Young people see their phones as a force for good. According to Nominet, 81% of Gen Z believe that technology – specifically the internet and mobile phones – has helped them in all areas of their life. Young people are not just forming communities and movements via their phones, they are also creating – building ideas from scratch. Brands would be wise to tap into and support the ideas and creativity that comes from this generation’s use of mobile technology.
The fourth notion of contention is that too many young people are lonely, anxiety-ridden and depressed. Maybe they are, but they are also finding hope and togetherness in ‘digital campfires’. Digital communities are now eroding national and state borders, so we have to ask ourselves whether the real world will actually start to mirror the digital one? Young people are ‘radically inclusive’ and also don’t make a distinction between online and physical friends. In fact, according to McKinsey, 66% believe that communities are created by causes and interests, not by economic backgrounds or educational levels.

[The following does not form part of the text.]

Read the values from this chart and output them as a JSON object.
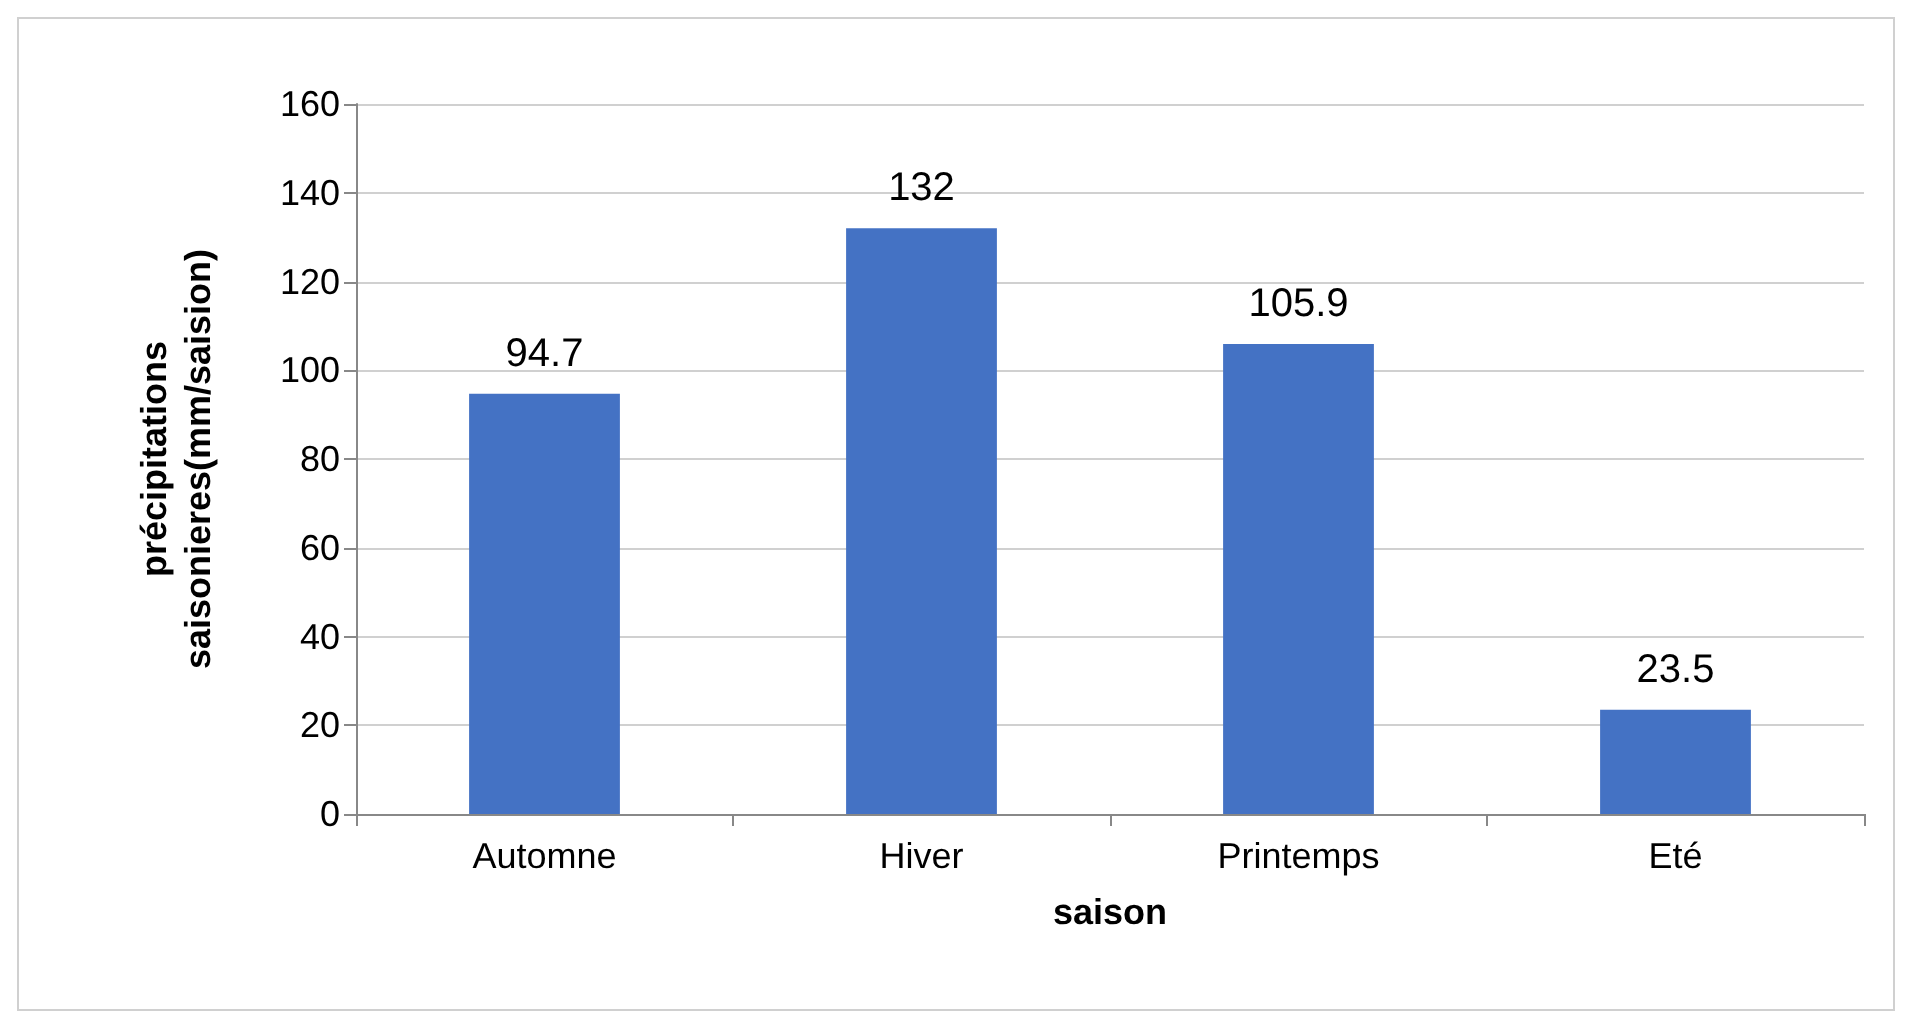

More apps being launched to enable young people to connect digitally in more authentic ways, so brands should look at how they can support and enable the new digital communities and campfires.
And, finally, we have the issue of young people rejecting patriotism. Economic downturn, immigration, political populism and host of other social issues has given forth to a rise of nationalism around the world. However, in contrast to this, we are seeing a growing rejection of unwavering national pride by Gen Z. Many in this generation are embracing an inclusive mindset that goes beyond national borders.
For young people, patriotism is arguably becoming more associated with notions of progression, unity and acceptance and an increasing distrust of governments and traditional institutions. As young people evolve their sense of governmental responsibility, how can brands help solve social issues?
Understanding each new generation of young people is an ongoing challenge – or more importantly, opportunity – for brands. Each new generation of young adults seemingly turns their backs on what went before them in favour of what works best for them. Often the charge that is levelled against young people is they are not taking responsibility or not caring enough. Compared to other generations, Gen Z could be viewed as caring too much or in ways that previous generations are failing to understand.